Años no exentos de polémicas. El entusiasmo por la globalización ha decaído de un tiempo esta parte. Son cada vez más los países ricos que hablan sin tapujos de proteger e incentivar la industria nacional, tras años de proceso contrario. Alemania es uno de los más notorios, en una dinámica acrecentada por la epidemia y por el súbito descubrimiento de que media humanidad dependía de China para abastecerse de recursos, con los riesgos geo-estratégicos que ello conlleva. Cuando China paró su industria el resto del mundo simplemente contempló atónito cómo sus cadenas de distribución, su consumo, se detenía.

Otros países están ganando cada vez más peso en el comercio internacional, pero ninguno como China.

Una dependencia quizá poco recomendable.

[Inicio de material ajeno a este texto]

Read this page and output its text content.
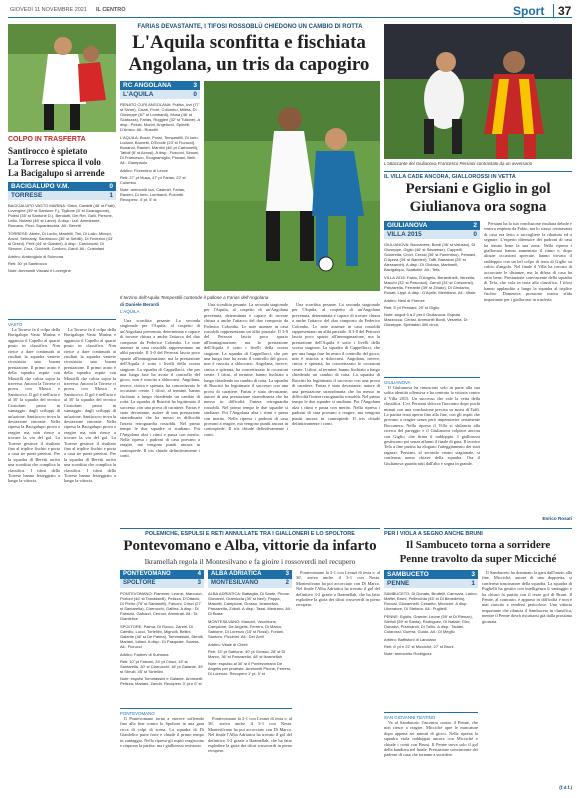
GIOVEDÌ 11 NOVEMBRE 2021 IL CENTRO	Sport	37
FARIAS DEVASTANTE, I TIFOSI ROSSOBLÙ CHIEDONO UN CAMBIO DI ROTTA
L'Aquila sconfitta e fischiata
Angolana, un tris da capogiro
L'attaccante del Giulianova Francesco Persiani contrastato da un avversario
RC ANGOLANA	3
L'AQUILA	0
RENATO CURI ANGOLANA: Pulitta, Izzi (77' st Sivori), Cisari, Fiore, Colombo, Mileta, Di Giuseppe (67' st Lombardi), Musa (46' st Scatozza), Farias, Ruggieri (32' st Tullone). A disp.: Pelusi, Morini, Angelucci, Spinelli, D'Amico. All.: Ruscitti
L'AQUILA: Bosio, Possi, Tempestilli, Di Iorio, Luciani, Brunetti, D'Ercole (23' st Fiorucci), Bonanni, Ranieri, Mantini (46' pt Carbonelli), Tattoli (8' st Acrosi). A disp.: Fusconi, Simoni, Di Francesco, Scognamiglio, Piovani, Belli. All.: Giampaolo
Arbitro: Fiorentino di Lecce
Reti: 27' pt Musa, 47' pt Farias, 22' st Colombo
Note: ammoniti Izzi, Casimiri, Farias, Ranieri, Di Iorio, Lombardi, Polombi. Recupero: 4' pt, 5' st
Il terzino dell'Aquila Tempestilli contende il pallone a Farias dell'Angolana
di Daniele Berardi
L'AQUILA

Una sconfitta pesante. La seconda stagionale per l'Aquila, al cospetto di un'Angolana prevenuta, determinata e capace di trovare chiusa a anche l'attacco del duo composto da Federico Colombo. Le note assenze in casa rossoblù rappresentano un alibi parziale. Il 3-0 del Petrozzi lascia poco spazio all'immaginazione, ma la prestazione dell'Aquila è sotto i livelli della scorsa stagione. La squadra di Cappellacci, che per una lunga fase ha avuto il controllo del gioco, non è riuscita a sbloccarsi. Angolana, invece, cinica e spietata, ha concretizzato le occasioni create. I tifosi, al termine, hanno fischiato a lungo chiedendo un cambio di rotta. La squadra di Ruscitti ha legittimato il successo con una prova di carattere. Farias è stato devastante, autore di una prestazione straordinaria che ha messo in difficoltà l'intera retroguardia rossoblù. Nel primo tempo le due squadre si studiano. Poi l'Angolana alza i ritmi e passa con merito. Nella ripresa i padroni di casa provano a reagire, ma vengono puniti ancora in contropiede. Il tris chiude definitivamente i conti.

Una sconfitta pesante. La seconda stagionale per l'Aquila, al cospetto di un'Angolana prevenuta, determinata e capace di trovare chiusa a anche l'attacco del duo composto da Federico Colombo. Le note assenze in casa rossoblù rappresentano un alibi parziale. Il 3-0 del Petrozzi lascia poco spazio all'immaginazione, ma la prestazione dell'Aquila è sotto i livelli della scorsa stagione. La squadra di Cappellacci, che per una lunga fase ha avuto il controllo del gioco, non è riuscita a sbloccarsi. Angolana, invece, cinica e spietata, ha concretizzato le occasioni create. I tifosi, al termine, hanno fischiato a lungo chiedendo un cambio di rotta. La squadra di Ruscitti ha legittimato il successo con una prova di carattere. Farias è stato devastante, autore di una prestazione straordinaria che ha messo in difficoltà l'intera retroguardia rossoblù. Nel primo tempo le due squadre si studiano. Poi l'Angolana alza i ritmi e passa con merito. Nella ripresa i padroni di casa provano a reagire, ma vengono puniti ancora in contropiede. Il tris chiude definitivamente i conti.

Una sconfitta pesante. La seconda stagionale per l'Aquila, al cospetto di un'Angolana prevenuta, determinata e capace di trovare chiusa a anche l'attacco del duo composto da Federico Colombo. Le note assenze in casa rossoblù rappresentano un alibi parziale. Il 3-0 del Petrozzi lascia poco spazio all'immaginazione, ma la prestazione dell'Aquila è sotto i livelli della scorsa stagione. La squadra di Cappellacci, che per una lunga fase ha avuto il controllo del gioco, non è riuscita a sbloccarsi. Angolana, invece, cinica e spietata, ha concretizzato le occasioni create. I tifosi, al termine, hanno fischiato a lungo chiedendo un cambio di rotta. La squadra di Ruscitti ha legittimato il successo con una prova di carattere. Farias è stato devastante, autore di una prestazione straordinaria che ha messo in difficoltà l'intera retroguardia rossoblù. Nel primo tempo le due squadre si studiano. Poi l'Angolana alza i ritmi e passa con merito. Nella ripresa i padroni di casa provano a reagire, ma vengono puniti ancora in contropiede. Il tris chiude definitivamente i conti.

COLPO IN TRASFERTA
Santirocco è spietato
La Torrese spicca il volo
La Bacigalupo si arrende
BACIGALUPO V.M.	0
TORRESE	1
BACIGALUPO VASTO MARINA: Sirba, Cardelli (46' st Frati), Lovergine (39' st Santone F.), Tiglione (8' st Guaragnone), Polesi (35' st Santone D.), Bendotti, Del Rei, Galli, Pierone, Letto, Notarsi (46' st Lanni). A disp.: Izzi, Ammirante, Romano, Picci, Squartecchia. All.: Beretti
TORRESE: Abete, Di Lorito, Mastrilli, Tini, Di Lallo, Minopi, Anzoi, Selmaniy, Santirocco (30' st Sebilli), Di Federico (43' st Orsini), Preti (44' st Giardini). A disp.: Cardoncini, Di Simone, Cruz, Cicchelli, Cordoni, Gardi. All.: Cristofani
Arbitro: Ambrogiolo di Sulmona
Reti: 30' pt Santirocco
Note: Ammoniti Viscasi e Lovergine
VASTO

La Torrese fa il colpo della Bacigalupo Vasto Marina e aggancia il Capello al quarto posto in classifica. Non riesce a dare continuità ai risultati la squadra vastese ricostruita una buona prestazione. Il primo acuto è della squadra ospite con Mastrilli che calcia sopra la traversa. Ancora la Torrese ci prova con Mosca e Santirocco. Il gol è nell'aria e al 30' la squadra del tecnico Cristofani passa in vantaggio: dagli sviluppi di un'azione, Santirocco trova la deviazione vincente. Nella ripresa la Bacigalupo prova a reagire ma non riesce a trovare la via del gol. La Torrese gestisce il risultato fino al triplice fischio e porta a casa tre punti preziosi. Per la squadra di Beretti arriva una sconfitta che complica la classifica. I tifosi della Torrese hanno festeggiato a lungo la vittoria.

La Torrese fa il colpo della Bacigalupo Vasto Marina e aggancia il Capello al quarto posto in classifica. Non riesce a dare continuità ai risultati la squadra vastese ricostruita una buona prestazione. Il primo acuto è della squadra ospite con Mastrilli che calcia sopra la traversa. Ancora la Torrese ci prova con Mosca e Santirocco. Il gol è nell'aria e al 30' la squadra del tecnico Cristofani passa in vantaggio: dagli sviluppi di un'azione, Santirocco trova la deviazione vincente. Nella ripresa la Bacigalupo prova a reagire ma non riesce a trovare la via del gol. La Torrese gestisce il risultato fino al triplice fischio e porta a casa tre punti preziosi. Per la squadra di Beretti arriva una sconfitta che complica la classifica. I tifosi della Torrese hanno festeggiato a lungo la vittoria.

IL VILLA CADE ANCORA, GIALLOROSSI IN VETTA
Persiani e Giglio in gol
Giulianova ora sogna
GIULIANOVA	2
VILLA 2015	0
GIULIANOVA: Boccanera, Bordi (36' st Valusso), Di Giuseppe, Giglio (46' st Savarese), Cappelli, Sciarretta, Crovi, Cerasi (36' st Fiorentino), Persiani, D'Aprea (39' st Barbieri), Taffi, Bartaloni (25' st Alessandri). A disp.: Di Gioiosa, Martinelli, Bacigalupo, Scattolini. All.: Tefa
VILLA 2015: Fabio, D'Angelo, Berardinelli, Verzella, Macchi (32' st Pescosol), Zarroli (31' st Crescenzi), Panzarella, Ferrante (39' st Zinato), Di Girolamo, Rosati, Lippi. A disp.: D'Aprile, Meridiano. All.: Vitale
Arbitro: Nesi di Firenze
Reti: 5' pt Persiani, 29' st Giglio
Note: angoli 5 a 2 per il Giulianova. Espulsi Mazzocca, Cerasi. Ammoniti Bordi, Verzella, Di Giuseppe. Spettatori 300 circa.
GIULIANOVA

Il Giulianova ha rinunciato solo in parte alla sua solita identità offensiva e ha centrato la vittoria contro il Villa 2015. Un successo che vale la vetta della classifica. L'ex Persiani sblocca l'incontro dopo pochi minuti con una conclusione precisa su assist di Taffi. La partita resta aperta fino alla fine, con gli ospiti che provano a reagire senza però impensierire seriamente Boccanera. Nella ripresa il Villa si sbilancia alla ricerca del pareggio e il Giulianova colpisce ancora con Giglio, che firma il raddoppio. I giallorossi gestiscono poi senza affanni il finale di gara. Il tecnico Tefa a fine partita ha elogiato l'atteggiamento dei suoi ragazzi. Persiani, al secondo centro stagionale, si conferma uomo chiave della squadra. Ora il Giulianova guarda tutti dall'alto e sogna in grande.

Persiani ha la sua conclusione risultata debole e veniva respinta da Fabio, ma lo stesso centravanti di casa era lesto a raccogliere la ribattuta ed a segnare. L'esperto difensore dei padroni di casa ha tenuto bene la sua zona. Nella ripresa i giallorossi hanno aumentato il ritmo e, dopo alcune occasioni sprecate, hanno trovato il raddoppio con un bel colpo di testa di Giglio su calcio d'angolo. Nel finale il Villa ha cercato di accorciare le distanze, ma la difesa di casa ha retto bene. Prestazione convincente della squadra di Tefa, che vola in testa alla classifica. I tifosi hanno applaudito a lungo la squadra al triplice fischio. Domenica prossima nuova sfida importante per i giallorossi in trasferta.

Enrico Rosati
POLEMICHE, ESPULSI E RETI ANNULLATE TRA I GIALLONERI E LO SPOLTORE
Pontevomano e Alba, vittorie da infarto
Ikramellah regola il Montesilvano e fa gioire i rossoverdi nel recupero
PONTEVOMANO	4
SPOLTORE	3
PONTEVOMANO: Fiammer, Leonzi, Marcucci, Portoni (46' st Tomasselli), Pelizza, D'Ottavio, Di Pietro (76' st Santarelli), Falconi, Crisci (27' st Santarella), Ciarrocchi, Gallina. A disp.: Di Fabrizio, Galluzzi, Cerroni, Ammirati. All.: Di Gianfelice
SPOLTORE: Palma, Di Rocco, Zandri, Di Camillo, Lucci, Tortellini, Mignolli, Bellini, Galante (46' st De Palma), Tommassini, Sbrulli, Mariani, Iuliani. A disp.: Di Pasquale, Sciarra. All.: Fiorucci
Arbitro: Fadeev di Sulmona
Reti: 10' pt Falconi, 24' pt Crisci, 15' st Santarella, 30' st Ciarrocchi; 18' pt Galante, 39' st Sbrulli, 45' st Tortellini
Note: espulsi Tommassini e Galante. Ammoniti Pelizza, Mariani, Zandri. Recupero 3' pt e 6' st
ALBA ADRIATICA	3
MONTESILVANO	2
ALBA ADRIATICA: Battaglia, Di Sante, Pirone, Giovanni, Gramiccia (39' st Neri), Pappa, Mascitti, Camplone, Grosso, Ikramellah, Panzarella, Zoboli. A disp.: Tassi, Medrano. All.: Di Biase
MONTESILVANO: Mancini, Vecchione, Camplone, De Angelis, Ferrero, Di Marco, Sablone, Di Lorenzo (15' st Rossi), Forlani, Santoro, Piccinini. All.: Del Zotti
Arbitro: Vitale di Chieti
Reti: 15' pt Sablone, 40' pt Grosso, 28' st Di Marco, 36' st Panzarella, 48' st Ikramellah
Note: espulso al 30' st il Pontevomano De Angelis per proteste. Ammoniti Pirone, Ferrero, Di Lorenzo. Recupero 1' pt, 5' st
PONTEVOMANO

Il Pontevomano torna a vincere soffrendo fino alla fine contro lo Spoltore in una gara ricca di colpi di scena. La squadra di Di Gianfelice parte forte e chiude il primo tempo in vantaggio. Nella ripresa gli ospiti reagiscono e riaprono la partita, ma i giallorossi resistono.

Pontevomano fa 2-1 con Leonzi di testa e, al 36', arriva anche il 3-1 con Nesta. Montesilvano ha poi accorciato con Di Marco. Nel finale l'Alba Adriatica ha trovato il gol del definitivo 3-2 grazie a Ikramellah, che ha fatto esplodere la gioia dei tifosi rossoverdi in pieno recupero.

Pontevomano fa 2-1 con Leonzi di testa e, al 36', arriva anche il 3-1 con Nesta. Montesilvano ha poi accorciato con Di Marco. Nel finale l'Alba Adriatica ha trovato il gol del definitivo 3-2 grazie a Ikramellah, che ha fatto esplodere la gioia dei tifosi rossoverdi in pieno recupero.

PER I VIOLA A SEGNO ANCHE BRUNI
Il Sambuceto torna a sorridere
Penne travolto da super Micciché
SAMBUCETO	3
PENNE	1
SAMBUCETO: Di Donato, Bruttelli, Carrozza, Larino, Maffei, Bruni, Pellecchia (45' st Di Benedetto), Roncal, Giovannelli, Cesarito, Micciché. A disp.: Liberatore, Di Stefano. All.: Puglielli
PENNE: Egidio, Grande, Leone (59' st Di Rienzo), Stelloli (59' st Santa), Rodriguez, Di Natale, Giro, Donativi, Pizzicaroli, Di Tullio. A disp.: Taddei, Colarossi, Guerra, Guido. All.: Di Meglio
Arbitro: Battistoni di Lanciano
Reti: 6' pt e 22' st Micciché, 27' st Bruni
Note: ammonito Rodriguez
SAN GIOVANNI TEATINO

Va al Sambuceto l'incontro contro il Penne, che non riesce a reagire. Micciché apre le marcature dopo appena sei minuti di gioco. Nella ripresa la squadra viola raddoppia ancora con Micciché e chiude i conti con Bruni. Il Penne trova solo il gol della bandiera nel finale. Prestazione convincente dei padroni di casa che tornano a sorridere.

Il Sambuceto ha dominato la gara dall'inizio alla fine. Micciché, autore di una doppietta, si conferma trascinatore della squadra. La squadra di Puglielli ha gestito con intelligenza il vantaggio e ha chiuso la partita con il terzo gol di Bruni. Il Penne, al contrario, è apparso in difficoltà e non è mai riuscito a rendersi pericoloso. Una vittoria importante che rilancia il Sambuceto in classifica, mentre il Penne dovrà riscattarsi già dalla prossima giornata.

(f.d.f.)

En este proceso también debemos encajar la "guerra comercial" declarada hace algunos años por Estados Unidos. La Administración Trump deseaba resolver algunas de las quejas históricas del país dentro de la Organización Mundial del Comercio. China, explicaba el gobierno estadounidense, jugaba con un doble rasero. Sus productos circulaban con libertad en los mercados occidentales pero los productos occidentales encontraban numerosas trabas en China. Sus empresas, además, gozaban de un favor público y estatal que perjudicaba a la libre competencia, la base de toda relación saludable.

Las cuotas de producción, los subsidios teledirigidos desde el estado chino hasta sus empresas, el espionaje industrial, el vulgar plagio y calco de tecnología y las trabas a las exportaciones hacia dentro de China funcionaron como detonante para una relación cada vez más rota. China, para entonces, miraba desde las alturas. En 2020 alcanzó su pico como potencia comercial: el 15% de las exportaciones mundiales son suyas. Uno de cada seis productos intercambiados en el mundo se hacen en sus fábricas. Ni siquiera Alemania o Estados Unidos llegaron tan lejos.

¿Cuánto puede durar? Es difícil saberlo. Como hemos visto, China ya ha empezado a deslocalizar su industria. Sus trabajadores cada vez cobran más y su economía camina hacia la terciarización. Los países pobres de su órbita inmediata se llevarán parte de sus fábricas. Pero hasta su futura decadencia, si es que llega, queda mucho.